Gemmell, N.J. (2021) Repetitive DNA: genomic dark matter matters. Nature Reviews Genetics:1-1. [doi: 10.1038/s41576-021-00354-8]

"Repetitive DNA sequences were found in hundreds of thousands, and sometimes millions, of copies in the genomes of most eukaryotes. while widespread and evolutionarily conserved, the function of these repeats was unknown. Provocatively, Britten and Kohne concluded 'a concept that is repugnant to us is that about half of the DNA of higher organisms is trivial or permanently inert.'”"

That's from Britten and Kohne (1968) and it's true that more than 50 years ago those workers didn't like the idea of junk DNA. Britten argued that most of this repetitive DNA was likely to be involved in regulation. Gemmell goes on to describe centromeres and telomeres and mentions that most repetitive DNA was thought to be junk.

"... the idea that much of the genome is junk, maintained and perpetuated by random chance, seemed as broadly unsatisfactory to me as it had to the original authors. Enthralled by the mystery of why half our genome is repetitive DNA, I have followed this field ever since."

Gemmell is not alone. In spite of all the evidence for junk DNA, the majority of scientists don't like the fact that most of our genome is junk. Here's how he justifies his continued skepticism.

"But it was not until the 2000s, as full eukaryotic genome sequences emerged, that we discovered that the repetitive non-coding regions of our genome harbour large numbers of promoters, enhancers, transcription factor binding sites and regulatory RNAs that control gene expression. More recently, the importance of repetitive DNA in both structural and regulatory processes has emerged, but much remains to be discovered and understood. It is time to shine further light on this genomic dark matter."

This appears to be the ENCODE publicity campaign legacy rearing its ugly head once more. Most Sandwalk readers know that the presence of transcription factor binding sites, RNA polymerase binding sites, and junk RNA is exactly what one would predict from a genome full of defective transposons.
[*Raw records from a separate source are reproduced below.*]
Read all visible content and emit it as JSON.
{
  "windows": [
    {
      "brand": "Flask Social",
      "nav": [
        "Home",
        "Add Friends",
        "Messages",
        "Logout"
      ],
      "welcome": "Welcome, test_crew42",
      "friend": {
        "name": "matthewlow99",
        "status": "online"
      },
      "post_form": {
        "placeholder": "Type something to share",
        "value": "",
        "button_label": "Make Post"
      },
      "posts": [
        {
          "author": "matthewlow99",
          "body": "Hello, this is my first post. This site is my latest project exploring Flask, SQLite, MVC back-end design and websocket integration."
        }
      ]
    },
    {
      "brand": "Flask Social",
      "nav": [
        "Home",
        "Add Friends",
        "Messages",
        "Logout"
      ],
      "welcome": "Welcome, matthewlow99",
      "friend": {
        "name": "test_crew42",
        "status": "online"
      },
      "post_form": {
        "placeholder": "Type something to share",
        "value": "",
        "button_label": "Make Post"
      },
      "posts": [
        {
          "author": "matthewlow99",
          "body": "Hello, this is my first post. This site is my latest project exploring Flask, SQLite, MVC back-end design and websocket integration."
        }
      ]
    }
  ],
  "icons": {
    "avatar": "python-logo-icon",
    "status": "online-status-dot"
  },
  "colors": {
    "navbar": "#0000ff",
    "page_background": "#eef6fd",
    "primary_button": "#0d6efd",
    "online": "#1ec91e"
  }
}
Most of us know that a big fat sloppy genome is bound to contain millions of spurious binding sites for transcription factors so this says nothing about function.

Apparently Gemmell's skepticism doesn't apply to the ENCODE results so he still thinks that all those bits and pieces of transposons are mysterious bits of dark matter that could be several billion base pairs of functional DNA. I don't know what he imagines they could be doing.


Photo Credit: The photo shows human chromosomes labelled with a telomere probe (yellow), from Christoher Counter at Duke University.

1. In my book, I cover this in a section called "If it walks like a duck ..." It's a form of abductive reasoning.